The Senate passed a sweeping financial regulatory reform bill on Thursday by a 60-39 margin after three Republicans joined all but one Democrat in supporting the Wall Street overhaul.
The bill will now go to President Obama for his signature. The more than 2,300-page bill contains a wide array of provisions intended to prevent some of the abuses that led to the financial crisis. The Dodd-Frank Wall Street Reform and Consumer Protection Act, named after Senate Banking Committee Chairman Christopher Dodd, D-Conn., and House Financial Services Committee Chairman Barney Frank, D-Mass., contains far-reaching reforms of the financial system, including the creation of a Consumer Financial Protection Bureau within the Federal Reserve and resolution authority for dismantling large failing banks.
The bill also provides for regulation of auditors of broker-dealers by the Public Company Accounting Oversight Board, and exempts smaller public companies with a market cap of under $75 million from Sarbanes-Oxley Section 404(b) audits of management's assessment of internal controls. CPAs and tax preparers are exempted from regulation by the Bureau of Consumer Financial Protection, and CPAs may be called upon to assist in audits of the bureau by the Comptroller General.
Three Republicans, Scott Brown of Massachusetts and Susan Collins and Olympia Snowe of Maine, joined Democrats in voting for the bill. One Democrat, Russ Feingold of Wisconsin, joined Republicans in voting against the bill, saying the bill would fall short of preventing another financial crisis.
"The reckless practices of Wall Street sent our economy reeling, triggered the worst recession since the Great Depression, and left millions of Americans to foot the bill," he said in a statement. "Despite these cataclysmic events, Washington once again caved to Wall Street on key issues and produced a bill that fails to protect the American people from the pain of another economic disaster."
The bill was heavily lobbied by the financial industry and other sectors, which succeeded in weakening some key parts of the bill, including new derivatives regulations. Lobbying efforts are now expected to turn to the various regulatory agencies that will devise the complex rules for carrying out the provisions of the bill.
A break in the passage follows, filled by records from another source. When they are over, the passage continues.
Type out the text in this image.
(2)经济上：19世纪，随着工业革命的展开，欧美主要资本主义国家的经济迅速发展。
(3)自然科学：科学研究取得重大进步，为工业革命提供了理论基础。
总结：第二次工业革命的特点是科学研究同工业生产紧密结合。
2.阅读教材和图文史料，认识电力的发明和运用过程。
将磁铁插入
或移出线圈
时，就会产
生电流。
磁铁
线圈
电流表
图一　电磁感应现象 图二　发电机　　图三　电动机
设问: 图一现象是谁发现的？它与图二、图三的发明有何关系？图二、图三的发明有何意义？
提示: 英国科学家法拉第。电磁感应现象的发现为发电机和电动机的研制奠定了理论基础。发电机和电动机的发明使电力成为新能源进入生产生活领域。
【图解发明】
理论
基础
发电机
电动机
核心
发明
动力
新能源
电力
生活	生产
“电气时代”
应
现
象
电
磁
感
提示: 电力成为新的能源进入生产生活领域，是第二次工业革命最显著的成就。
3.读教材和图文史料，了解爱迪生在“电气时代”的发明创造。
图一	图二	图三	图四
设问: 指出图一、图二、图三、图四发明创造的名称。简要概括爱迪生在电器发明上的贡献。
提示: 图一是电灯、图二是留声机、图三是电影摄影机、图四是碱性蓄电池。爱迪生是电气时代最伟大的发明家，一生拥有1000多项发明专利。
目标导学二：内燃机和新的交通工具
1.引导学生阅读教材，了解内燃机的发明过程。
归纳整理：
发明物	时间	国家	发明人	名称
The Financial Services Roundtable indicated that this would be its goal. The Roundtable has neither endorsed nor opposed the total bill in its current form, said president and CEO Steve Bartlett. As an omnibus bill, there is plenty here to like and a good bit to question. We accept the reality of this legislation as a statutory framework for regulatory structure. Our goal is to turn our attention from the uncertainty of legislative action to the certainty of the industrys commitment to make reform work, to take these legislative changes, and the regulatory changes to follow, and make reform work for the American economy.